La inquietud de Mateíto aumentó cuando al día siguiente, a la hora de costumbre, apareció su preceptor extranjero para darle clases.

Pero apenas había pasado la mitad de la lección, llamaron a Mateíto a la sala del trono.

—Los embajadores de los países que nos declararon la guerra están aquí y se preparan para marcharse.

—¿Y adónde van?

—A sus casas.

A Mateíto le pareció extraño que se les permitiera salir tan tranquilamente, pero prefería eso a que los clavaran en un palo o los sometieran a torturas.

—¿Y a qué han venido?

—A despedirse de su majestad.

—¿Debo estar ofendido? —preguntó en voz baja para que no le oyeran los lacayos y no le perdieran el respeto.

—No, su majestad les ha de despedir cortésmente. Además, ellos harán lo mismo.

Los embajadores no estaban atados ni tenían cadenas en piernas o brazos.

—Hemos venido para despedirnos de su majestad. Lamentamos muchísimo que tenga que haber guerra. Hicimos todo lo posible para no llegar a ella. Es una pena que fracasáramos. Estamos obligados a devolveros las condecoraciones que recibimos de su majestad porque no es posible llevar las medallas de un Estado con el que nuestros gobiernos están en guerra.

El maestro de ceremonias recogió todas las condecoraciones.

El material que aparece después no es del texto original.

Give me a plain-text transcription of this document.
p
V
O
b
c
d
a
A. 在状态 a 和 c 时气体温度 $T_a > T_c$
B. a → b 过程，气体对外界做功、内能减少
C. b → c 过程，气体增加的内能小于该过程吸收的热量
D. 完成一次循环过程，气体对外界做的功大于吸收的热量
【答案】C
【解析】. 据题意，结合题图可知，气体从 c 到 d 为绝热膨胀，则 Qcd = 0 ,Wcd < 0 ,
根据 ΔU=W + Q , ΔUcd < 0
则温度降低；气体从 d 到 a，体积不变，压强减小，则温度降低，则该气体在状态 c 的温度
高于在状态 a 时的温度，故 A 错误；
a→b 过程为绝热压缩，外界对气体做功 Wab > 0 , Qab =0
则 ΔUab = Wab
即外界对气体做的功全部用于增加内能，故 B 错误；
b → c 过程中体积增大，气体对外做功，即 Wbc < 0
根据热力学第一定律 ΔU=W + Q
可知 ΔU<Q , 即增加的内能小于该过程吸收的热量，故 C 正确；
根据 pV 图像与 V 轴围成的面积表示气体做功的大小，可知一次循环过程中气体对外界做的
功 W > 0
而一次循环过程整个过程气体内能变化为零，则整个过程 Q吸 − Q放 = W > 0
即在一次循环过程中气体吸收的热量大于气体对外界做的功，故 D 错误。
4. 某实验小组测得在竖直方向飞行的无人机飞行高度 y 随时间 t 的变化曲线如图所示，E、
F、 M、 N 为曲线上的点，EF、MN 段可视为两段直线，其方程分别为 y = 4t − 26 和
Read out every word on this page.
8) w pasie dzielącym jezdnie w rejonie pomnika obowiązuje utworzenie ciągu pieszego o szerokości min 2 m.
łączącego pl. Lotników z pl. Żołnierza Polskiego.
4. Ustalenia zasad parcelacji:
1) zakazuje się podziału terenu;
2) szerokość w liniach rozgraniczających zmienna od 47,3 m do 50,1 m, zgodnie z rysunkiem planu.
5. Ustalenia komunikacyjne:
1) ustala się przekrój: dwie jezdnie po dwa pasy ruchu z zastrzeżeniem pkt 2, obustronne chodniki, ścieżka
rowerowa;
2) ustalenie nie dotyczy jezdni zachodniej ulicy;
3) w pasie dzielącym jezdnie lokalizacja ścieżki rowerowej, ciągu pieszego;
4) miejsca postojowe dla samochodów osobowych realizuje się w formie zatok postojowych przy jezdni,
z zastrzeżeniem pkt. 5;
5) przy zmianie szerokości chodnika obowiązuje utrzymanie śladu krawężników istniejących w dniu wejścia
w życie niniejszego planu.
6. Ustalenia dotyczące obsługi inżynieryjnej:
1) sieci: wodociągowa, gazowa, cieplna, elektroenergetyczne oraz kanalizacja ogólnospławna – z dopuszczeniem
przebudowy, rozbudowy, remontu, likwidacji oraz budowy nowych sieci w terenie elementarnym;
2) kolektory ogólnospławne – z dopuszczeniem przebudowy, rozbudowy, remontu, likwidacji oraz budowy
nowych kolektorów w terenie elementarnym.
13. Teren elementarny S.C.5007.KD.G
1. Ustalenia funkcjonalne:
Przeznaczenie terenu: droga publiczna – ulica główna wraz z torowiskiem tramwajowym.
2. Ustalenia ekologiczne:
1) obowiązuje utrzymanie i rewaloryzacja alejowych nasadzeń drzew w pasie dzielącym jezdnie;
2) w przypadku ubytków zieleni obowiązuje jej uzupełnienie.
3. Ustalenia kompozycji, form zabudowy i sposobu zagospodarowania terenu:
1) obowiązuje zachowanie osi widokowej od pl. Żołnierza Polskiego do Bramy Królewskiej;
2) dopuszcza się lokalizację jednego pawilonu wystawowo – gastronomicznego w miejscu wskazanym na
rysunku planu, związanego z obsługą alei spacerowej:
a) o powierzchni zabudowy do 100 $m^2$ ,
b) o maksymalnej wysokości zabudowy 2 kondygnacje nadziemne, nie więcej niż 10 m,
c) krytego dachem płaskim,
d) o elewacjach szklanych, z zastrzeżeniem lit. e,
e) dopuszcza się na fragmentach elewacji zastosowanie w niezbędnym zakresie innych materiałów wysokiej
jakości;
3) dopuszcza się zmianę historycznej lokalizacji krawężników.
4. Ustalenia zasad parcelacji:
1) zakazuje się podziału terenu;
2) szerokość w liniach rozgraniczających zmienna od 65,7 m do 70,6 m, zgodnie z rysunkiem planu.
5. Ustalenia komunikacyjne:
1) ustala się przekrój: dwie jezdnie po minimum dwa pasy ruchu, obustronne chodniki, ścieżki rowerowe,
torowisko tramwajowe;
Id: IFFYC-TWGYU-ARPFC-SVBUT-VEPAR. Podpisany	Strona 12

—Agradecemos mucho la hospitalidad que nos habéis dado en vuestra bella capital, de donde nos llevamos los recuerdos más agradables. Y no dudamos que este pequeño conflicto terminará pronto y la antigua amistad volverá a unir a nuestros gobiernos.

Mateíto se puso de pie y dijo con voz tranquila:

—Decid a vuestros gobiernos que me siento muy contento de que estalle la guerra. Trataré de vencerlos lo más rápido posible, y las condiciones de paz que pondré serán suaves. Es lo que hacían mis antepasados.